É certo que a assimilação dos Deuses às Serpentes de certa forma prolonga a idéia, atestada no Brhadaranyaka Upanisad (I, 3, 1), de que os Devas e os Asuras são os filhos de Prajâpati, e de que os Asuras são os primogênitos. A descendência comum das figuras antagônicas constitui um dos temas favoritos para ilustrar a unidade-totalidade primordial. Vamos encontrar um exemplo surpreendente disso quando estudarmos as interpretações teológicas do famoso combate mítico entre Indra e Vrtra.

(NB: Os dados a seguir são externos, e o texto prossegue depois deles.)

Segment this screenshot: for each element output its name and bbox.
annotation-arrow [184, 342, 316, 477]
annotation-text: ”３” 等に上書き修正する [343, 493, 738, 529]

Quanto a Mitra, o seu papel é secundário quando ele está separado de Varuna. No Veda, um único hino (R. V., 111, 59) lhe é consagrado. Mas ele compartilha com Varuna os atributos da soberania, ao encarnar os aspectos pacífico, benevolente, jurídico e sacerdotal. Como o seu nome indica, ele é o "Contrato" personificado, tal como o Mitra avéstico. Ele facilita os tratados entre os homens e faz com que cumpram os seus compromissos. O sol é o seu olho (Taitt. Brah., II, 1, 5, 1); onividente, nada lhe escapa. A sua importância na atividade e no pensa. mento religiosos manifesta-se sobretudo quando é invocado junto com Varuna, de quem é simultaneamente a antítese e o complemento. O binômio Mitra-Varuna, que, já na época mais recuada, desempenhava um papel considerável como legítima expressão da Soberania divina, foi utilizado mais tarde como fórmula exemplar para todas as espécies de pares antagônicos e de oposições complementares.

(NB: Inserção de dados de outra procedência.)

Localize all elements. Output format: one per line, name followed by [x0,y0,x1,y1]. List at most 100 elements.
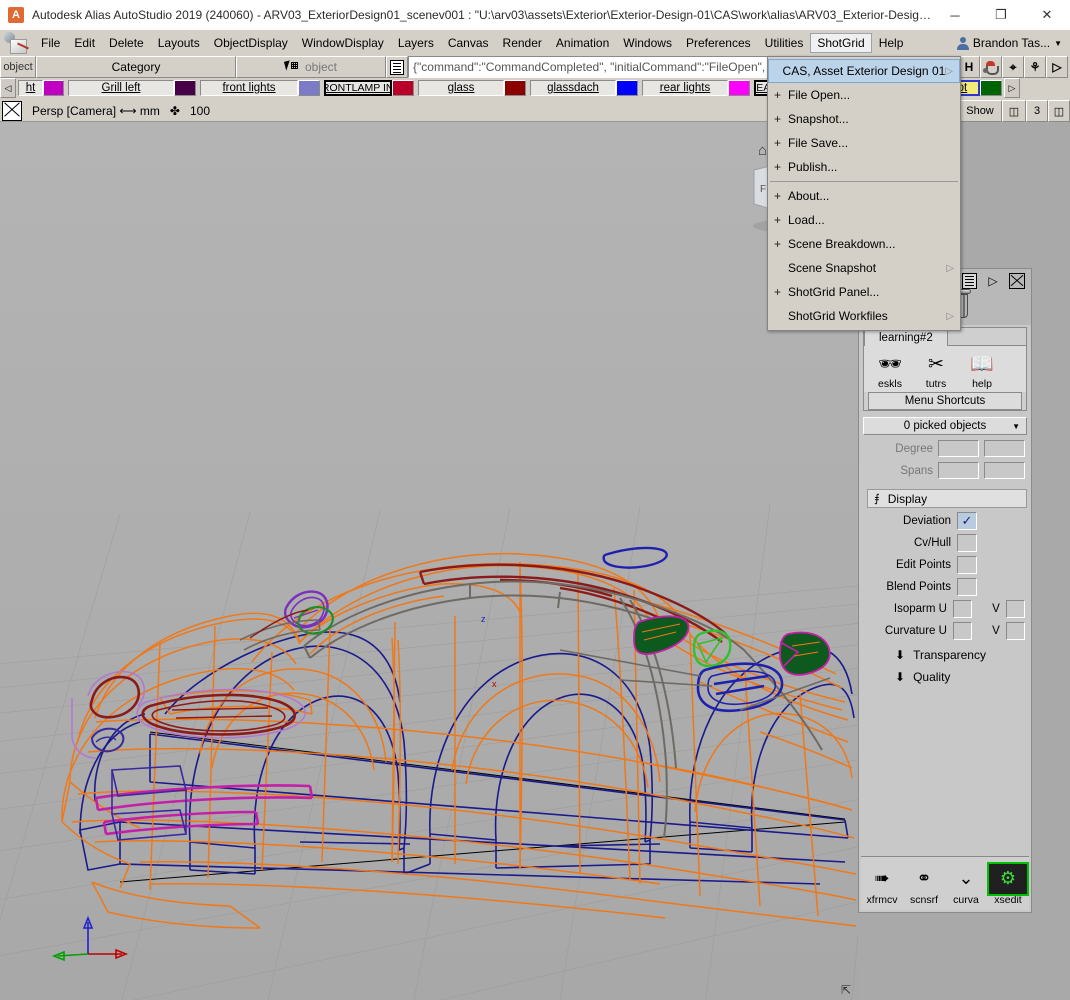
grid-toggle-button[interactable]: H [958,56,980,78]
layer-item[interactable]: FRONTLAMP INS [322,78,416,98]
menu-item-snapshot[interactable]: + Snapshot... [768,107,960,131]
deviation-checkbox[interactable]: ✓ [957,512,977,530]
menu-canvas[interactable]: Canvas [441,33,496,53]
blendpoints-checkbox[interactable] [957,578,977,596]
layer-color-swatch[interactable] [616,80,638,96]
layer-item[interactable]: ht [16,78,66,98]
menu-item-publish[interactable]: + Publish... [768,155,960,179]
play-icon[interactable]: ▷ [983,272,1003,289]
tool-label: scnsrf [909,893,938,906]
menu-windows[interactable]: Windows [616,33,679,53]
quality-row[interactable]: ⬇ Quality [895,670,1031,684]
menu-preferences[interactable]: Preferences [679,33,758,53]
menu-render[interactable]: Render [496,33,549,53]
menu-windowdisplay[interactable]: WindowDisplay [295,33,391,53]
snap-expand-arrow-icon[interactable]: ▷ [1046,56,1068,78]
control-panel: ▷ ▼ ▼ learning#2 🕶 eskls ✂ tut [858,268,1032,913]
menu-layouts[interactable]: Layouts [151,33,207,53]
list-icon[interactable] [959,272,979,289]
menu-item-scene-snapshot[interactable]: Scene Snapshot ▷ [768,256,960,280]
close-box-icon[interactable] [1007,272,1027,289]
layer-item[interactable]: rear lights [640,78,752,98]
degree-field-u[interactable] [938,440,979,457]
menu-item-load[interactable]: + Load... [768,208,960,232]
control-panel-icons: ▷ [959,272,1027,289]
menu-separator [770,181,958,182]
picked-objects-dropdown[interactable]: 0 picked objects ▼ [863,417,1027,435]
menu-item-shotgrid-panel[interactable]: + ShotGrid Panel... [768,280,960,304]
menu-item-scene-breakdown[interactable]: + Scene Breakdown... [768,232,960,256]
magnet-icon[interactable] [980,56,1002,78]
list-icon [390,59,404,75]
viewport-resize-corner-icon[interactable]: ⇱ [841,983,855,997]
menu-item-file-save[interactable]: + File Save... [768,131,960,155]
curvature-u-checkbox[interactable] [952,622,973,640]
menu-animation[interactable]: Animation [549,33,616,53]
spans-field-v[interactable] [984,462,1025,479]
corner-icon[interactable]: ◫ [1048,100,1070,122]
layer-item[interactable]: glassdach [528,78,640,98]
layer-color-swatch[interactable] [43,80,64,96]
layer-item[interactable]: glass [416,78,528,98]
shortcut-eskls[interactable]: 🕶 eskls [872,350,908,390]
menu-item-about[interactable]: + About... [768,184,960,208]
object-pick-field[interactable]: object [236,56,386,78]
prompt-history-button[interactable] [386,56,408,78]
curvature-v-checkbox[interactable] [1005,622,1025,640]
menu-item-shotgrid-workfiles[interactable]: ShotGrid Workfiles ▷ [768,304,960,328]
tool-curva[interactable]: ⌄ curva [947,864,985,906]
perspective-viewport[interactable]: z x ⌂ FRONT LEFT ⇱ [0,122,858,1000]
layer-color-swatch[interactable] [728,80,750,96]
show-button[interactable]: Show [958,100,1002,122]
layer-scroll-right-icon[interactable]: ▷ [1004,78,1020,98]
menu-item-file-open[interactable]: + File Open... [768,83,960,107]
display-section-header[interactable]: ⨎ Display [867,489,1027,508]
tool-label: xfrmcv [866,893,898,906]
menu-label: File Save... [788,136,849,150]
layer-color-swatch[interactable] [174,80,196,96]
spans-field-u[interactable] [938,462,979,479]
menu-layers[interactable]: Layers [391,33,441,53]
tool-xsedit[interactable]: ⚙ xsedit [987,861,1029,906]
editpoints-checkbox[interactable] [957,556,977,574]
menu-shotgrid[interactable]: ShotGrid [810,33,872,53]
menu-utilities[interactable]: Utilities [758,33,811,53]
menu-file[interactable]: File [34,33,67,53]
cvhull-checkbox[interactable] [957,534,977,552]
menu-shortcuts-button[interactable]: Menu Shortcuts [868,392,1022,410]
shotgrid-dropdown-menu: CAS, Asset Exterior Design 01 ▷ + File O… [767,56,961,331]
minimize-button[interactable]: ─ [932,0,978,30]
curve-snap-icon[interactable]: ⚘ [1024,56,1046,78]
layer-color-swatch[interactable] [504,80,526,96]
close-button[interactable]: ✕ [1024,0,1070,30]
layer-item[interactable]: Grill left [66,78,198,98]
tool-scnsrf[interactable]: ⚭ scnsrf [905,864,943,906]
menu-item-cas-asset[interactable]: CAS, Asset Exterior Design 01 ▷ [768,59,960,83]
layer-item[interactable]: front lights [198,78,322,98]
layer-color-swatch[interactable] [298,80,320,96]
isoparm-v-checkbox[interactable] [1005,600,1025,618]
ruler-icon[interactable]: ◫ [1002,100,1026,122]
grid-snap-icon[interactable]: ⌖ [1002,56,1024,78]
menu-objectdisplay[interactable]: ObjectDisplay [207,33,295,53]
shortcut-tutrs[interactable]: ✂ tutrs [918,350,954,391]
degree-field-v[interactable] [984,440,1025,457]
layer-color-swatch[interactable] [980,80,1002,96]
arrow-down-icon: ⬇ [895,670,906,684]
menu-edit[interactable]: Edit [67,33,102,53]
menu-delete[interactable]: Delete [102,33,151,53]
shortcut-help[interactable]: 📖 help [964,350,1000,390]
menu-help[interactable]: Help [872,33,911,53]
isoparm-u-checkbox[interactable] [952,600,973,618]
category-field[interactable]: Category [36,56,236,78]
submenu-arrow-icon: ▷ [946,310,954,322]
user-account[interactable]: Brandon Tas... ▼ [956,36,1070,50]
tool-xfrmcv[interactable]: ➠ xfrmcv [863,864,901,906]
viewport-close-icon[interactable] [2,100,22,121]
transparency-row[interactable]: ⬇ Transparency [895,648,1031,662]
layer-color-swatch[interactable] [392,80,414,96]
maximize-button[interactable]: ❐ [978,0,1024,30]
view-count-field[interactable]: 3 [1026,100,1048,122]
pin-icon: ⨎ [874,493,880,505]
layer-scroll-left-icon[interactable]: ◁ [0,78,16,98]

A Mitra estão associados Aryaman e Bhaga. O primeiro protege a sociedade dos árias; rege sobretudo as prestações que estabelecem a hospitalidade e interessa-se pelos casamentos. Bhaga, cujo nome significa "parte", assegura a distribuição das riquezas. Juntos com Mitra e Varuna (e às vezes com outros deuses), Aryaman e Bhaga formam o grupo dos Adityas ou filhos da deusa Aditi, a "Não-Ligada", isto é, a Livre. Desde Max Müller, muito se tem discutido a estrutura dessa deusa. Os textos idenficam-na com a Terra ou mesmo com o Universo; ela representa a extensão, a amplidão, a liberdade. Muito provavelmente, Aditi era uma Grande Deusa Mãe que, sem ser de todo esquecida, havia transmitido as suas qualidades e funções aos seus filhos, os Adityas.
68. Indra, paladino e demiurgo.
No Rig Veda, Indra é o mais popular dos deuses. Cerca de 250 hinos lhe são consagrados, em comparação com 10 endereçados a Varuna e 35 simultaneamente a Mitra, a Varuna e aos Adityas. Indra é o herói por excelência, modelo exemplar dos guerreiros, temível adversário dos Dasyus ou Dasas. Seus acólitos, os Maruts, refletem, em nível mitológico, as sociedades indo-iranianas de jovens guerreiros (marya). Mas Indra é também demiurgo e fecundador, personificação da exuberância da vida, da energia cósmica e biológica. Infatigável consumidor de soma, arquétipo das forças genesíacas, ele desencadeia os furacões, derrama as chuvas e comanda todas as umídades.
O mito central de Indra, que é aliás o mais importante mito do Rig Veda, narra o seu combate vitorioso contra Vrtra, o dragão gigantesco que retinha as águas no "oco da montanha". Fortificado pelo soma. Indra abate a serpente com o seu vajra ("raio"), a arma forjada por Tvastr, parte-lhe a cabeça e liberta as águas, que se espalham em direção ao mar "qual mugidoras vacas" (R. V., I, 32).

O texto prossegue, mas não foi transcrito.